A number of documents are expected to be singed during the CIS prime ministers’ session.

Meanwhile, Belarusian news agency BelTA says Prime Minister of Belarus Roman Golovchenko met yesterday with Chairman of the CIS Executive Committee, CIS Executive Secretary Sergei Lebedev to discuss the forthcoming session of the CIS Heads of Government Council. 

Roman Golovchenko reportedly said that the CIS prime ministers are intent on discussing all the priorities of Belarus' presidency over the CIS and the critical tasks that all the CIS states face.

“There are various integration formats – the Union State of Belarus and Russia, the Eurasian Economic Union, the Commonwealth of Independent States, and the Shanghai Cooperation Organization. The countries that participate in various integration associations face the same challenges and problems: the minimization of restrictions and exemptions in mutual trade, the enhancement of stability of the economies to external shocks, the ensuring of economic security, and the harmonization of government procurement procedures.  We intend to discuss all these matters in detail and thoroughly,” Belarusian prime minister said

Sergei Lebedev, for his part, noted that it will be the first time in the last 12 months that an offline session of the CIS Heads of Government Council takes place.  

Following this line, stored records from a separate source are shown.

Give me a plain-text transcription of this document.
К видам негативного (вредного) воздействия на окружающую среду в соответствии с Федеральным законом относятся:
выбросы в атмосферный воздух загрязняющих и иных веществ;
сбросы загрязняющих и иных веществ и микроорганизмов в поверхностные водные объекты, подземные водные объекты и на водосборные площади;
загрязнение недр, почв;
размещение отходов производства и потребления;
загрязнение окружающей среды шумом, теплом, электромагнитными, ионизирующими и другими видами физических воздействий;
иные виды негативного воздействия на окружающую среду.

Sergei Lebedev stressed that all the matters the CIS heads of government will have to look into had been prepared well.  Considerable preparations have been done in anticipation of the session.  “I hope it will be a constructive session and all the documents on the agenda will be signed,” he concluded.

The CIS Council of Heads of Government was established on December 21, 1991.  The council is the second major body in the CIS after the CIS Council of Heads of State, and consists of the prime ministers of all member states.  The council coordinates the CIS member states'' cooperation in economic, social and other areas of their common interests, and adopts corresponding decisions through consensus.  The session of the CIS Council of Heads of Government is convened twice a year, normally in winter and autumn.  Extraordinary meetings are summoned on the initiative of the government of a member state.

Founded in 1991 as a regional association of former Soviet republics, the CIS now consists of Armenia, Azerbaijan, Belarus, Kazakhstan, Kyrgyzstan, Moldova, Russia, Tajikistan and Uzbekistan.  Ukraine and Turkmenistan are associate members of the organization.  Georgia pulled out quitted of the organization in 2009.